Mental health isn’t easy. If it were, no one would ever have any problems with it. Each case of depression is complex and specific to the person who experiences it, so the only way to know for sure what will work is to try each treatment option for yourself. However, science does say that certain things tend to work more often than others.
Lots of literature shows that there’s an overlap between our minds and our bodies. We often experience the physical processes in our brains as subjective feelings, and it would seem there isn’t really any part of your brain which is definitively “just your brain” or “just your mind”. Rather, each area is a little bit of both.
And while there doesn’t appear to be any one cause, the physical side of what we do know suggests that it has to do with a shortage of certain chemical messengers in the brain called neurotransmitters. These include serotonin, dopamine, and norepinephrine.
Besides all the normal health benefits, exercise has been shown to increase serotonin levels and to stimulate neurogenesis – that is, the production of new brain cells – in the hippocampus, an area which has been shown to undergo atrophy in those who experience depression.
The basic idea behind cognitive therapy is that it isn’t the events in your life which make you feel good or bad, but rather the stories you tell yourself about those events. How you interpret external events can make any situation into either a positive or a negative experience in your mind, thus affecting your mood.
Cognitive therapy aims to identify your core beliefs and the triggers which cause you to “activate” your unhealthy thought processes. By examining your underlying assumptions and considering other possible explanations for the things that provoke negative emotions in you, you can restructure your thought processes and arrive at healthier interpretations and an increased mood as a result.

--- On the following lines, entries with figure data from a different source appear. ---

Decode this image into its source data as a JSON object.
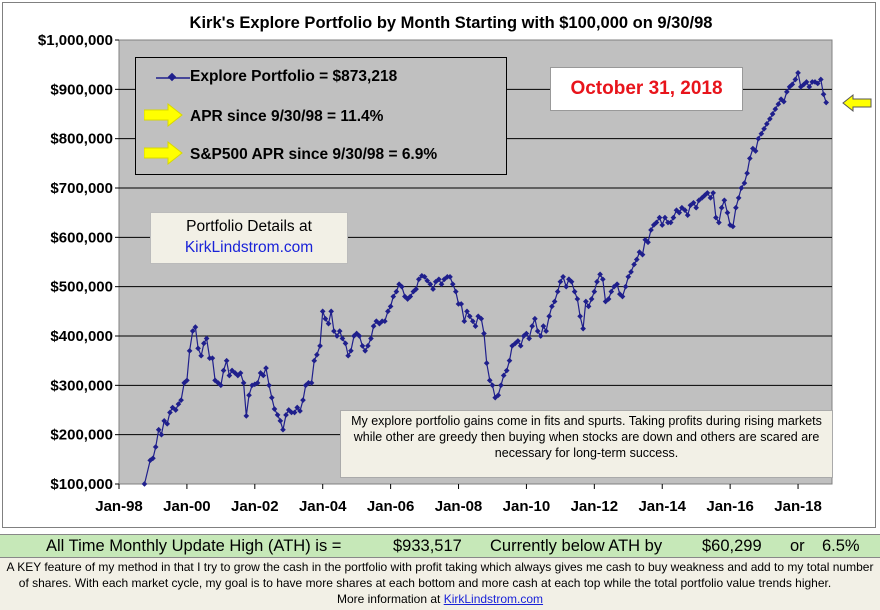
{
  "chart_data": {
    "type": "line",
    "title": "Kirk's Explore Portfolio by Month Starting with $100,000 on 9/30/98",
    "ylim": [
      100000,
      1000000
    ],
    "y_ticks": [
      "$100,000",
      "$200,000",
      "$300,000",
      "$400,000",
      "$500,000",
      "$600,000",
      "$700,000",
      "$800,000",
      "$900,000",
      "$1,000,000"
    ],
    "x_ticks": [
      "Jan-98",
      "Jan-00",
      "Jan-02",
      "Jan-04",
      "Jan-06",
      "Jan-08",
      "Jan-10",
      "Jan-12",
      "Jan-14",
      "Jan-16",
      "Jan-18"
    ],
    "x_start_year": 1998,
    "x_end_year": 2019,
    "grid": true,
    "legend_position": "top-left",
    "series": [
      {
        "name": "Explore Portfolio  =  $873,218",
        "color": "#1f1f8c",
        "points": [
          [
            1998.75,
            100000
          ],
          [
            1998.92,
            148000
          ],
          [
            1999.0,
            152000
          ],
          [
            1999.08,
            175000
          ],
          [
            1999.17,
            210000
          ],
          [
            1999.25,
            200000
          ],
          [
            1999.33,
            228000
          ],
          [
            1999.42,
            222000
          ],
          [
            1999.5,
            245000
          ],
          [
            1999.58,
            255000
          ],
          [
            1999.67,
            250000
          ],
          [
            1999.75,
            262000
          ],
          [
            1999.83,
            270000
          ],
          [
            1999.92,
            305000
          ],
          [
            2000.0,
            310000
          ],
          [
            2000.08,
            370000
          ],
          [
            2000.17,
            410000
          ],
          [
            2000.25,
            418000
          ],
          [
            2000.33,
            375000
          ],
          [
            2000.42,
            360000
          ],
          [
            2000.5,
            385000
          ],
          [
            2000.58,
            395000
          ],
          [
            2000.67,
            355000
          ],
          [
            2000.75,
            355000
          ],
          [
            2000.83,
            310000
          ],
          [
            2000.92,
            305000
          ],
          [
            2001.0,
            300000
          ],
          [
            2001.08,
            330000
          ],
          [
            2001.17,
            350000
          ],
          [
            2001.25,
            320000
          ],
          [
            2001.33,
            330000
          ],
          [
            2001.42,
            325000
          ],
          [
            2001.5,
            320000
          ],
          [
            2001.58,
            325000
          ],
          [
            2001.67,
            305000
          ],
          [
            2001.75,
            238000
          ],
          [
            2001.83,
            280000
          ],
          [
            2001.92,
            300000
          ],
          [
            2002.0,
            302000
          ],
          [
            2002.08,
            305000
          ],
          [
            2002.17,
            325000
          ],
          [
            2002.25,
            320000
          ],
          [
            2002.33,
            335000
          ],
          [
            2002.42,
            300000
          ],
          [
            2002.5,
            275000
          ],
          [
            2002.58,
            252000
          ],
          [
            2002.67,
            240000
          ],
          [
            2002.75,
            228000
          ],
          [
            2002.83,
            210000
          ],
          [
            2002.92,
            240000
          ],
          [
            2003.0,
            250000
          ],
          [
            2003.08,
            245000
          ],
          [
            2003.17,
            245000
          ],
          [
            2003.25,
            255000
          ],
          [
            2003.33,
            248000
          ],
          [
            2003.42,
            270000
          ],
          [
            2003.5,
            300000
          ],
          [
            2003.58,
            305000
          ],
          [
            2003.67,
            305000
          ],
          [
            2003.75,
            350000
          ],
          [
            2003.83,
            362000
          ],
          [
            2003.92,
            380000
          ],
          [
            2004.0,
            450000
          ],
          [
            2004.08,
            435000
          ],
          [
            2004.17,
            425000
          ],
          [
            2004.25,
            450000
          ],
          [
            2004.33,
            410000
          ],
          [
            2004.42,
            400000
          ],
          [
            2004.5,
            410000
          ],
          [
            2004.58,
            395000
          ],
          [
            2004.67,
            385000
          ],
          [
            2004.75,
            360000
          ],
          [
            2004.83,
            370000
          ],
          [
            2004.92,
            400000
          ],
          [
            2005.0,
            405000
          ],
          [
            2005.08,
            400000
          ],
          [
            2005.17,
            380000
          ],
          [
            2005.25,
            370000
          ],
          [
            2005.33,
            380000
          ],
          [
            2005.42,
            395000
          ],
          [
            2005.5,
            420000
          ],
          [
            2005.58,
            430000
          ],
          [
            2005.67,
            425000
          ],
          [
            2005.75,
            430000
          ],
          [
            2005.83,
            430000
          ],
          [
            2005.92,
            450000
          ],
          [
            2006.0,
            460000
          ],
          [
            2006.08,
            480000
          ],
          [
            2006.17,
            490000
          ],
          [
            2006.25,
            505000
          ],
          [
            2006.33,
            500000
          ],
          [
            2006.42,
            480000
          ],
          [
            2006.5,
            475000
          ],
          [
            2006.58,
            480000
          ],
          [
            2006.67,
            490000
          ],
          [
            2006.75,
            495000
          ],
          [
            2006.83,
            515000
          ],
          [
            2006.92,
            522000
          ],
          [
            2007.0,
            520000
          ],
          [
            2007.08,
            512000
          ],
          [
            2007.17,
            505000
          ],
          [
            2007.25,
            495000
          ],
          [
            2007.33,
            510000
          ],
          [
            2007.42,
            515000
          ],
          [
            2007.5,
            505000
          ],
          [
            2007.58,
            515000
          ],
          [
            2007.67,
            520000
          ],
          [
            2007.75,
            520000
          ],
          [
            2007.83,
            505000
          ],
          [
            2007.92,
            490000
          ],
          [
            2008.0,
            465000
          ],
          [
            2008.08,
            465000
          ],
          [
            2008.17,
            430000
          ],
          [
            2008.25,
            450000
          ],
          [
            2008.33,
            440000
          ],
          [
            2008.42,
            430000
          ],
          [
            2008.5,
            420000
          ],
          [
            2008.58,
            440000
          ],
          [
            2008.67,
            435000
          ],
          [
            2008.75,
            405000
          ],
          [
            2008.83,
            345000
          ],
          [
            2008.92,
            310000
          ],
          [
            2009.0,
            300000
          ],
          [
            2009.08,
            275000
          ],
          [
            2009.17,
            280000
          ],
          [
            2009.25,
            300000
          ],
          [
            2009.33,
            320000
          ],
          [
            2009.42,
            330000
          ],
          [
            2009.5,
            350000
          ],
          [
            2009.58,
            380000
          ],
          [
            2009.67,
            385000
          ],
          [
            2009.75,
            390000
          ],
          [
            2009.83,
            380000
          ],
          [
            2009.92,
            400000
          ],
          [
            2010.0,
            405000
          ],
          [
            2010.08,
            395000
          ],
          [
            2010.17,
            420000
          ],
          [
            2010.25,
            435000
          ],
          [
            2010.33,
            410000
          ],
          [
            2010.42,
            400000
          ],
          [
            2010.5,
            420000
          ],
          [
            2010.58,
            410000
          ],
          [
            2010.67,
            440000
          ],
          [
            2010.75,
            460000
          ],
          [
            2010.83,
            470000
          ],
          [
            2010.92,
            490000
          ],
          [
            2011.0,
            510000
          ],
          [
            2011.08,
            520000
          ],
          [
            2011.17,
            500000
          ],
          [
            2011.25,
            515000
          ],
          [
            2011.33,
            510000
          ],
          [
            2011.42,
            490000
          ],
          [
            2011.5,
            475000
          ],
          [
            2011.58,
            440000
          ],
          [
            2011.67,
            415000
          ],
          [
            2011.75,
            470000
          ],
          [
            2011.83,
            460000
          ],
          [
            2011.92,
            475000
          ],
          [
            2012.0,
            490000
          ],
          [
            2012.08,
            510000
          ],
          [
            2012.17,
            525000
          ],
          [
            2012.25,
            515000
          ],
          [
            2012.33,
            470000
          ],
          [
            2012.42,
            475000
          ],
          [
            2012.5,
            490000
          ],
          [
            2012.58,
            500000
          ],
          [
            2012.67,
            505000
          ],
          [
            2012.75,
            485000
          ],
          [
            2012.83,
            480000
          ],
          [
            2012.92,
            500000
          ],
          [
            2013.0,
            520000
          ],
          [
            2013.08,
            530000
          ],
          [
            2013.17,
            545000
          ],
          [
            2013.25,
            555000
          ],
          [
            2013.33,
            570000
          ],
          [
            2013.42,
            565000
          ],
          [
            2013.5,
            595000
          ],
          [
            2013.58,
            590000
          ],
          [
            2013.67,
            615000
          ],
          [
            2013.75,
            625000
          ],
          [
            2013.83,
            630000
          ],
          [
            2013.92,
            640000
          ],
          [
            2014.0,
            625000
          ],
          [
            2014.08,
            640000
          ],
          [
            2014.17,
            630000
          ],
          [
            2014.25,
            630000
          ],
          [
            2014.33,
            640000
          ],
          [
            2014.42,
            655000
          ],
          [
            2014.5,
            650000
          ],
          [
            2014.58,
            660000
          ],
          [
            2014.67,
            655000
          ],
          [
            2014.75,
            645000
          ],
          [
            2014.83,
            665000
          ],
          [
            2014.92,
            670000
          ],
          [
            2015.0,
            660000
          ],
          [
            2015.08,
            675000
          ],
          [
            2015.17,
            680000
          ],
          [
            2015.25,
            685000
          ],
          [
            2015.33,
            690000
          ],
          [
            2015.42,
            680000
          ],
          [
            2015.5,
            690000
          ],
          [
            2015.58,
            640000
          ],
          [
            2015.67,
            630000
          ],
          [
            2015.75,
            660000
          ],
          [
            2015.83,
            675000
          ],
          [
            2015.92,
            650000
          ],
          [
            2016.0,
            625000
          ],
          [
            2016.08,
            622000
          ],
          [
            2016.17,
            660000
          ],
          [
            2016.25,
            680000
          ],
          [
            2016.33,
            700000
          ],
          [
            2016.42,
            710000
          ],
          [
            2016.5,
            730000
          ],
          [
            2016.58,
            760000
          ],
          [
            2016.67,
            780000
          ],
          [
            2016.75,
            775000
          ],
          [
            2016.83,
            800000
          ],
          [
            2016.92,
            810000
          ],
          [
            2017.0,
            820000
          ],
          [
            2017.08,
            830000
          ],
          [
            2017.17,
            840000
          ],
          [
            2017.25,
            850000
          ],
          [
            2017.33,
            860000
          ],
          [
            2017.42,
            870000
          ],
          [
            2017.5,
            880000
          ],
          [
            2017.58,
            875000
          ],
          [
            2017.67,
            895000
          ],
          [
            2017.75,
            905000
          ],
          [
            2017.83,
            910000
          ],
          [
            2017.92,
            920000
          ],
          [
            2018.0,
            933517
          ],
          [
            2018.08,
            905000
          ],
          [
            2018.17,
            910000
          ],
          [
            2018.25,
            915000
          ],
          [
            2018.33,
            905000
          ],
          [
            2018.42,
            915000
          ],
          [
            2018.5,
            915000
          ],
          [
            2018.58,
            912000
          ],
          [
            2018.67,
            920000
          ],
          [
            2018.75,
            890000
          ],
          [
            2018.83,
            873218
          ]
        ]
      }
    ]
  },
  "legend": {
    "portfolio": "Explore Portfolio  =  $873,218",
    "apr": "APR since 9/30/98  =  11.4%",
    "sp_apr": "S&P500 APR since 9/30/98  =  6.9%"
  },
  "date_label": "October 31, 2018",
  "details": {
    "line1": "Portfolio Details at",
    "link": "KirkLindstrom.com"
  },
  "note": "My explore portfolio gains come in fits and spurts. Taking profits during rising markets while other are greedy then buying when stocks are down and others are scared are necessary for long-term success.",
  "ath": {
    "label": "All Time Monthly Update High (ATH) is =",
    "value": "$933,517",
    "below_label": "Currently below ATH by",
    "below_amount": "$60,299",
    "or": "or",
    "below_pct": "6.5%"
  },
  "footer": {
    "text": "A KEY feature of my method in that I try to grow the cash in the portfolio with profit taking which always gives me cash to buy weakness and add to my total number of shares.  With each market cycle, my goal is to have more shares at each bottom and more cash at each top while the total portfolio value trends higher.",
    "more": "More information at",
    "link": "KirkLindstrom.com"
  },
  "colors": {
    "plot_bg": "#c0c0c0",
    "line": "#1f1f8c",
    "arrow": "#ffff00",
    "date_text": "#e8141b",
    "ath_bg": "#c6e8b8"
  }
}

Cognitive therapy is commonly paired with behavioral therapy, which takes a more outward-in approach compared to cognitive therapy’s inward-out approach. The two are often referred to together as a singular thing, called CBT.
For certain types of treatment-resistant depression, ketamine has been shown to be effective. Unlike antidepressants, ketamine is relatively fast-acting. Many people get dissuaded from prescription antidepressants because it can take several weeks spent dealing with side effects before any benefits are seen, and sometimes no benefits are seen. As with every treatment for depression, ketamine doesn’t always work either, but when it does, it does so within a matter of hours instead of weeks.
Rest, Reflection, and Reminiscence
Sleep has a restorative effect on the body, but it should be noted that sleeping either too much or too little is sometimes a symptom of depression and sometimes causes it. Therefore, sleeping more may not always help or even be physically possible without some other form of treatment. But, if you’re not getting enough sleep when you otherwise could be, you’re certainly not doing yourself any favors.
Meditation has also been shown to have a profound effect on several parts of the brain involved in the physical mechanisms of depression. People participating in research on meditation and depression have reported increases in both their mood and the quality of their sleep.
For older individuals, reminiscing on positive life experiences and reflecting on what they’re grateful for has had a positive effect, particularly in those who are in assisted living facilities. It’s thought that this effect comes from reaffirming their sense of identity.
No matter what method you try, it’s important to understand that there is hope. Don’t let yourself think, “nothing works”. Instead, tell yourself, “nothing has worked yet“. Every battle with depression is a personal one, but there is an option that will work for you. You just have to find it.